RLL 49: What We Learned During A Power-Outage
This past Sunday we had the rare experience of living in our home without power for almost a whole day. That morning someone in our neighborhood ran into and knocked down a power pole, so our whole area was without electricity from before noon until almost 9pm. During that time, we had some fun and I was reminded of three important lessons that I wanted to share with you.
1) It’s GOOD to unplug for a while. I know we all know this, but sometimes we need to be reminded of just how beneficial it is for us to disconnect from all of our electronics for a while. It’s good for us not just for its own sake but also for the opportunities it presents.
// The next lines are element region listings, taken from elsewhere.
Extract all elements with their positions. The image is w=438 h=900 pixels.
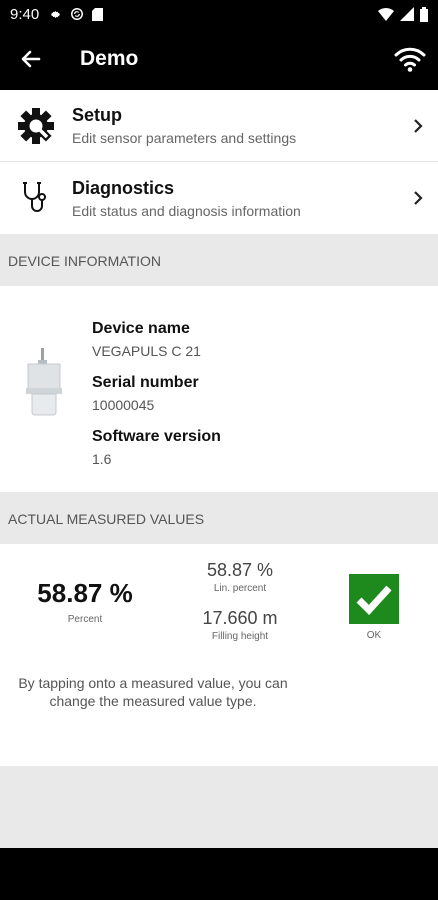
software-version-label: Software version [92,428,221,445]
device-name-label: Device name [92,320,190,337]
sd-card-status-icon [92,7,104,21]
setup-menu-item[interactable]: Setup Edit sensor parameters and setting… [0,90,438,162]
status-caption: OK [366,630,382,641]
sensor-image [26,348,62,416]
lin-percent-value-block[interactable]: 58.87 % Lin. percent [180,560,300,594]
wifi-icon [394,47,426,72]
measured-values-card: 58.87 % Percent 58.87 % Lin. percent 17.… [0,544,438,766]
gear-icon [18,107,54,144]
setup-subtitle: Edit sensor parameters and settings [72,130,297,146]
chevron-right-icon [414,191,423,205]
status-ok-indicator [349,574,399,624]
status-bar: 9:40 [0,0,438,28]
diagnostics-subtitle: Edit status and diagnosis information [72,202,301,219]
lin-percent-value: 58.87 % [206,560,274,580]
measured-value-hint: By tapping onto a measured value, you ca… [18,675,288,709]
connection-button[interactable] [382,28,438,90]
serial-number-label: Serial number [92,374,199,391]
device-info-card: Device name VEGAPULS C 21 Serial number … [0,286,438,492]
settings-status-icon [50,10,61,18]
filling-height-value: 17.660 m [202,608,278,628]
setup-title: Setup [72,105,123,125]
signal-status-icon [400,7,414,21]
diagnostics-title: Diagnostics [72,177,175,198]
sync-status-icon [71,8,84,20]
back-button[interactable] [0,28,62,90]
app-bar: Demo [0,28,438,90]
main-menu: Setup Edit sensor parameters and setting… [0,90,438,234]
measured-values-header: ACTUAL MEASURED VALUES [0,494,438,544]
lin-percent-caption: Lin. percent [213,583,267,594]
page-title: Demo [80,47,139,70]
device-info-header: DEVICE INFORMATION [0,236,438,286]
stethoscope-icon [23,182,46,212]
device-name-value: VEGAPULS C 21 [92,343,201,359]
software-version-value: 1.6 [92,451,112,467]
checkmark-icon [356,585,392,615]
diagnostics-menu-item[interactable]: Diagnostics Edit status and diagnosis in… [0,162,438,234]
serial-number-value: 10000045 [92,397,155,413]
system-navigation-bar [0,848,438,900]
primary-measured-value[interactable]: 58.87 % [0,578,170,609]
primary-value-caption: Percent [67,614,103,625]
filling-height-caption: Filling height [211,631,269,642]
empty-area [0,766,438,848]
arrow-back-icon [21,50,41,68]
battery-status-icon [420,6,428,22]
status-time: 9:40 [10,5,40,23]
chevron-right-icon [414,118,423,133]
wifi-status-icon [378,8,394,21]
filling-height-value-block[interactable]: 17.660 m Filling height [180,608,300,642]
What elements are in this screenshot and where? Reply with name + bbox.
For my wife and I, instead of watching soccer online (me) or doing some work for her job (my wife), we decided to go and play a dice game on our back patio, a game we got at her family’s reunion. We had a great time, enjoyed the fresh air and cooler temperatures, and were able to reconnect in a way that we wouldn’t have done if we’d been in front of our various screens.
2) It’s an opportunity for patience and understanding. Even though the power was out, life still had to happen, so that meant we needed to do things differently; and in our power-free world that evening, it also meant doing things more slowly. My daughter had lots of make-up homework to do, so we got her set up at the kitchen table doing work by a combination of candlelight and flashlight. For me, instead of typing or doing video work, I simply read a book on leadership that I hadn’t made much time for lately. It was an excellent chance for both of us to see that we can still get our tasks accomplished, even if we had to do them differently than we might have otherwise.
3) It’s an opportunity for creativity and family time. Again, with electronics off the table, we had a chance to do many other things: while my older daughter and I were catching up on missed work, my younger daughter spent even more time than usual reading. In addition to that, she and my wife spent extra time working on their performance for an upcoming talent show, and then my wife spent more time playing her ukulele. All in all, we had a wonderful time being in the same place, interacting in ways we wouldn’t have done if we’d had power.
There are three quick things I learned from our power outage, and they’ve inspired me to do a better job of turning off our screens even if the power is still on. I hope they encourage you along the same lines. There is something powerful and inspiring to me about working and living by candlelight, even if it’s only every once in a while; perhaps it’s the same with you.
Action Plan: This week, consciously plan out time to turn off the electronics and spend more time interacting and being creative with the people in your world. You’ll all be thankful you did.